The two variables are exactvalue, for example given that one apple costs 10 NTD, so 2 apples cost 20 NTD. But this case is talking about chance which is not exact value. It means the probability of rain today is perhaps 80% as opposed to 70%. Thus, Joe should concern that this is the probability. He should think about the probability methods and 70% chance of rain every day doesn’t depend on the day before.

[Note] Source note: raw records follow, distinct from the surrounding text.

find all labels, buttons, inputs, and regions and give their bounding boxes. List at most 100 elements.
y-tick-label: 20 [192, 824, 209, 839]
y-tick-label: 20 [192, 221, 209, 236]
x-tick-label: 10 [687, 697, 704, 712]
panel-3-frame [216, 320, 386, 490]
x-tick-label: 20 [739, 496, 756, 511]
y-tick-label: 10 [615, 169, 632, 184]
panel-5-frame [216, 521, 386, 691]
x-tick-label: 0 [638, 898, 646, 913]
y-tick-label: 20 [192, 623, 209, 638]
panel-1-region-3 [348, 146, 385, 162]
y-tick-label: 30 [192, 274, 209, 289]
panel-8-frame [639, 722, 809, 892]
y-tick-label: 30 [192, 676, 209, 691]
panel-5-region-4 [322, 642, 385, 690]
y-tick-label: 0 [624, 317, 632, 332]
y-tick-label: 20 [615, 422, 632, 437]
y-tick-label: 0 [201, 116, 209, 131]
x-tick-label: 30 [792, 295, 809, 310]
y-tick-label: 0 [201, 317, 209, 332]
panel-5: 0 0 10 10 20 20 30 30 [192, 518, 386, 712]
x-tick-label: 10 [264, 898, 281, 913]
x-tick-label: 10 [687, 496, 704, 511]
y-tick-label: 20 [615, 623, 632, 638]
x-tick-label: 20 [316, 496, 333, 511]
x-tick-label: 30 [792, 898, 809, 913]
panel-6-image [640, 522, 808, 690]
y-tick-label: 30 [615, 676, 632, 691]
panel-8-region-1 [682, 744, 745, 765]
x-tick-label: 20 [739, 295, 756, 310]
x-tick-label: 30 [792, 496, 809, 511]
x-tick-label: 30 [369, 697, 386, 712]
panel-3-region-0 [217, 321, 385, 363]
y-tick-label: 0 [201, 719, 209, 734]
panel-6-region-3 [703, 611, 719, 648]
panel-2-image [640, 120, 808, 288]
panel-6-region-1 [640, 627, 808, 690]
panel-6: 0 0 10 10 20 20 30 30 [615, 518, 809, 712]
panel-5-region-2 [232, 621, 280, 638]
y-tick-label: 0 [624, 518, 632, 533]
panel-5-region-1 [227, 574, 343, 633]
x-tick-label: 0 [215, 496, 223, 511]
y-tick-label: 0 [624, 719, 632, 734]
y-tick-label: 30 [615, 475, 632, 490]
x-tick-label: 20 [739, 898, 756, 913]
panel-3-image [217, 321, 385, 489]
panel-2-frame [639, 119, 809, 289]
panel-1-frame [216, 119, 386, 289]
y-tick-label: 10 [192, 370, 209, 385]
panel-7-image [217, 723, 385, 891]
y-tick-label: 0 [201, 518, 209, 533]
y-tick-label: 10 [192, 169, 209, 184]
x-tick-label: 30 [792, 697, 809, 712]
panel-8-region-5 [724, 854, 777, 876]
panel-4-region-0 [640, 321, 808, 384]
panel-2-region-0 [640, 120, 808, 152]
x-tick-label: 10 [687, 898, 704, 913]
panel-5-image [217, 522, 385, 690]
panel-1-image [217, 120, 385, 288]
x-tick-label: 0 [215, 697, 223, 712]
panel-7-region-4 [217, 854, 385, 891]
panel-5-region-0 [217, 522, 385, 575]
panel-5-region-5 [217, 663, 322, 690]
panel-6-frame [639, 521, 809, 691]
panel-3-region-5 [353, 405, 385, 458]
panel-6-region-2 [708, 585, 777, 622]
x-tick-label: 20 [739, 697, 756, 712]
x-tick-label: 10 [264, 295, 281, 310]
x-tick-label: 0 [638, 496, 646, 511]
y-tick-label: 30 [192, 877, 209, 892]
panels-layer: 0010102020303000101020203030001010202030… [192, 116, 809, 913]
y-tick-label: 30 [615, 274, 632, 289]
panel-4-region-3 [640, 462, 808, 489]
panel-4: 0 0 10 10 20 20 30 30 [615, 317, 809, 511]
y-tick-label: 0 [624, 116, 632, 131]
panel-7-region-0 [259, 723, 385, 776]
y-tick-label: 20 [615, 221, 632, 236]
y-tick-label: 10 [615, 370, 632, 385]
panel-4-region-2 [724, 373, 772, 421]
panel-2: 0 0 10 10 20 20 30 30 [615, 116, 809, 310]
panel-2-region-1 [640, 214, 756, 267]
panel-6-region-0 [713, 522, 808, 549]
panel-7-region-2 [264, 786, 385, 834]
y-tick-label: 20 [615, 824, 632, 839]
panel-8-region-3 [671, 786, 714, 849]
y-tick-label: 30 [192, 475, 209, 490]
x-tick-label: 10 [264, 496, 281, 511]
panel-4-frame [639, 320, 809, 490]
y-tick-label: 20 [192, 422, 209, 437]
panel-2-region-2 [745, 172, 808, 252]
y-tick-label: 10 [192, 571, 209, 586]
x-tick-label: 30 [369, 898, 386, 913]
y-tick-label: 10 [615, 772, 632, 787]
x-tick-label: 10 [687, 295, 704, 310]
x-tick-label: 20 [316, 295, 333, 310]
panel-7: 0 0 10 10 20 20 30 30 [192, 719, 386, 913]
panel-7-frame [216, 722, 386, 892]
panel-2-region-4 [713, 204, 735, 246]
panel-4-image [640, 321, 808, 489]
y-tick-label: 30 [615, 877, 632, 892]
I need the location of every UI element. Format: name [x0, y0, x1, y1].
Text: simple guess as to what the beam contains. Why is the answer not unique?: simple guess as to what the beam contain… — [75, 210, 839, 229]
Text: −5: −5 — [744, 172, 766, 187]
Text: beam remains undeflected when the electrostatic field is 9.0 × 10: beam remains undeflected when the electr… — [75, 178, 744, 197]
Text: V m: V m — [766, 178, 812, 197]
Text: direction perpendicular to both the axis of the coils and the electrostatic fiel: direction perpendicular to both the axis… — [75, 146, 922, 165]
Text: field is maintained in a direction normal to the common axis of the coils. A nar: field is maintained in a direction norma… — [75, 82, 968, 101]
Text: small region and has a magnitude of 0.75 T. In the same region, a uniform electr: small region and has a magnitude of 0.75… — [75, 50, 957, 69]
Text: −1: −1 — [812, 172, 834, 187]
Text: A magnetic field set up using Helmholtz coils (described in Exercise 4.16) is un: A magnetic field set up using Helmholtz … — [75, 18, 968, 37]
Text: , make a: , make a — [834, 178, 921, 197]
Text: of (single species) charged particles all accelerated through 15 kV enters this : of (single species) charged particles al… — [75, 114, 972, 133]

第2章概率的概念及應用案例研究,解決方案案例研究WTVX的是,有一個weatherperson誰是Amarican氣象學會(AMS)的成員中唯一站 - 喬胡默爾 - 誰總是想尋找創新的方法,使天氣有趣的實際廣播期間邀請的問題什麼機會是越來越雨15天下個月(30天),如果會有雨每天70%的機會,在一天(晴雨)什麼情況是不以任何方式依賴於前一天發生了什麼事?喬的錯誤喬的快速計算研究:(70%)*(15天/ 30天)=(70%)*(1/2)= 35%二項分佈=>二項式公式ř成功在n次試驗的概率=

試驗N =數量R =一些成功P =任何單一試驗成功的概率Q = 1 - P =失敗的概率1.什麼是讓雨15天在未來30天內的機會?我們希望找到讓雨15天在未來30天內的概率。因此,雨每天的機率為70%,並且會發生什麼在一個工作日(晴雨)不以任何方式依賴於前一天發生的事情。在這種情況下;N =天數= 30R =陰雨天數= 15p值=下雨的概率= 70%= 0.70Q = 1-P =太陽1- 0.70 =概率= 30%= 0.302.你認為對有關天氣在未來30天喬的假設?Sajeena Vivatbutsiri _ G1022241301Mayy阮_ G1022241009ř成功在n次試驗的概率因此,得到的雨水15天下一30天的概率是1.06%。 - 喬的假設,讓雨15天未來30天(35%)的機率是錯誤的。他用三個規則的規則。此方法是找到的數學比例第四術語時三個項是已知的。它是基於這樣的原則,第一和第四方面(稱為極值)的乘積等於所述第二項和第三項的產物(稱為單元)。

這兩個變量是exactvalue,例如因為一個蘋果花費10 NTD,所以2個蘋果花20台幣。但是,這種情況下談論機會這是不準確的值。這意味著當今下雨的概率是可能的80%,而不是70%。因此,喬應該關注,這是概率。他應該想想概率方法和70%的機率下雨,每天不依賴於前一天。